Hyperkaliämie
- Von Tobias Lesch
- Veröffentlicht 08.10.08
- Krankheiten
-
Bewertung:
Nicht bewertet
Einführung
Im Blut gelöst sind lebenswichtige Mineralsalze wie z.B. Natrium, Kalium, Calcium, Magnesium, Chlorid.
Besonders wichtig ist der Gehalt an Natrium und Kalium im Blut. Natrium befindet sich hauptsächlich gelöst außerhalb der Körperzellen in der Körperflüssigkeit einschließlich des Blutvolumes.
Kalium hingegen befindet sich hauptsächlich innerhalb der Körperzellen.

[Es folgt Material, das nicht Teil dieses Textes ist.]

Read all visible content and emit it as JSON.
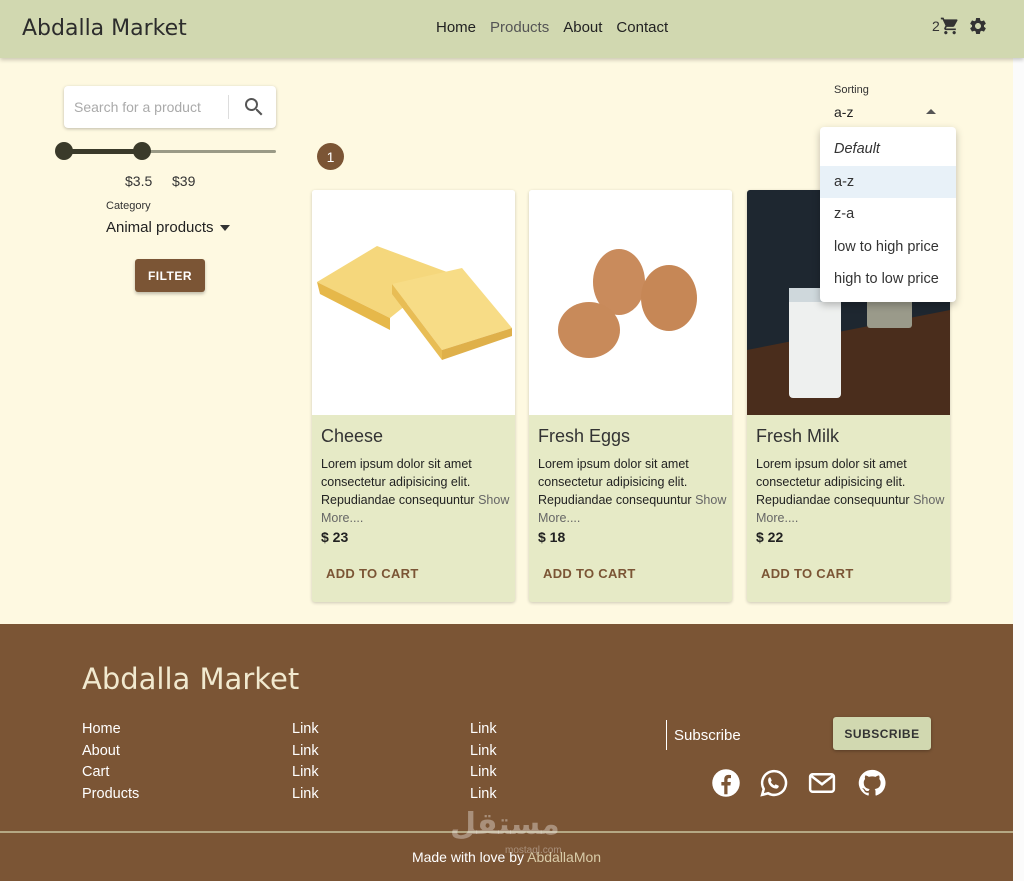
{
  "header": {
    "brand": "Abdalla Market",
    "nav": [
      "Home",
      "Products",
      "About",
      "Contact"
    ],
    "cart_count": "2"
  },
  "sidebar": {
    "search_placeholder": "Search for a product",
    "price_min": "$3.5",
    "price_max": "$39",
    "price_range_fraction": [
      0.0,
      0.37
    ],
    "category_label": "Category",
    "category_value": "Animal products",
    "filter_label": "FILTER"
  },
  "pagination": {
    "current_page": "1"
  },
  "sorting": {
    "label": "Sorting",
    "value": "a-z",
    "options": [
      "Default",
      "a-z",
      "z-a",
      "low to high price",
      "high to low price"
    ]
  },
  "products": [
    {
      "name": "Cheese",
      "description": "Lorem ipsum dolor sit amet consectetur adipisicing elit. Repudiandae consequuntur",
      "more": "Show More....",
      "price": "$ 23",
      "cta": "ADD TO CART"
    },
    {
      "name": "Fresh Eggs",
      "description": "Lorem ipsum dolor sit amet consectetur adipisicing elit. Repudiandae consequuntur",
      "more": "Show More....",
      "price": "$ 18",
      "cta": "ADD TO CART"
    },
    {
      "name": "Fresh Milk",
      "description": "Lorem ipsum dolor sit amet consectetur adipisicing elit. Repudiandae consequuntur",
      "more": "Show More....",
      "price": "$ 22",
      "cta": "ADD TO CART"
    }
  ],
  "footer": {
    "brand": "Abdalla Market",
    "col1": [
      "Home",
      "About",
      "Cart",
      "Products"
    ],
    "col2": [
      "Link",
      "Link",
      "Link",
      "Link"
    ],
    "col3": [
      "Link",
      "Link",
      "Link",
      "Link"
    ],
    "subscribe_placeholder": "Subscribe",
    "subscribe_button": "SUBSCRIBE",
    "social_icons": [
      "facebook-icon",
      "whatsapp-icon",
      "mail-icon",
      "github-icon"
    ],
    "made_with": "Made with love by",
    "author": "AbdallaMon",
    "watermark": "مستقل",
    "watermark_sub": "mostaql.com"
  },
  "colors": {
    "header_bg": "#d1d8b0",
    "page_bg": "#fef9e1",
    "accent_brown": "#7b5535",
    "card_bg": "#e6eac6"
  }
}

Das Gleichgewicht von Kalium außerhalb der Zellen mit dem Natrium innerhalb der Zellen ist für den Körper von lebenswichtiger Bedeutung. Die Niere ist das entscheidende Organ, um in den Natrium/Kaliumhaushalt einzugreifen. Befindet sich zuviel Kalium in Blut (z.B. durch reichlichen Verzehr von Bananen) wird vermehrt Kalium über die Nieren ausgeschieden.

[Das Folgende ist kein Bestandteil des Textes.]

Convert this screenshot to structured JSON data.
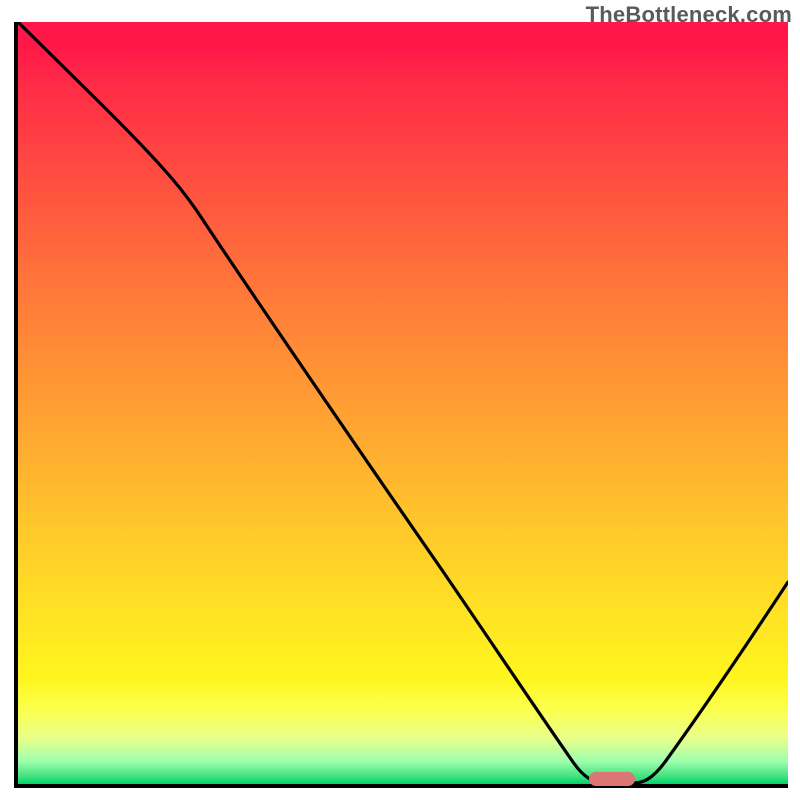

Bei stark eingeschränkter Nierenfunktion kann es zu einem Überschuss an Kalium, zur sogenannten "Hyperkaliämie" kommen. Da der Kaliumwert außerhalb der Zellen nur in ganz engen Grenzen schwanken darf, ist dies eine lebensgefährliche Situation. Letztendlich kommt es dann zu einer Lähmung der Muskulatur, einschließlich der Muskulatur des Herzens, damit zum Herzstillstand.
In der Herzchirugie macht man sich diese Eigenschaft eines hohen Kaliumspiegels zu Nutze. Bei einer Bypassoperation wird das Herz in einer sogenannten "kardioplegen Lösung", also einer Lösung mit stark erhöhtem Kaliumanteil ruhiggestellt, man kann dann ungestört die Bypassgefäße annähen.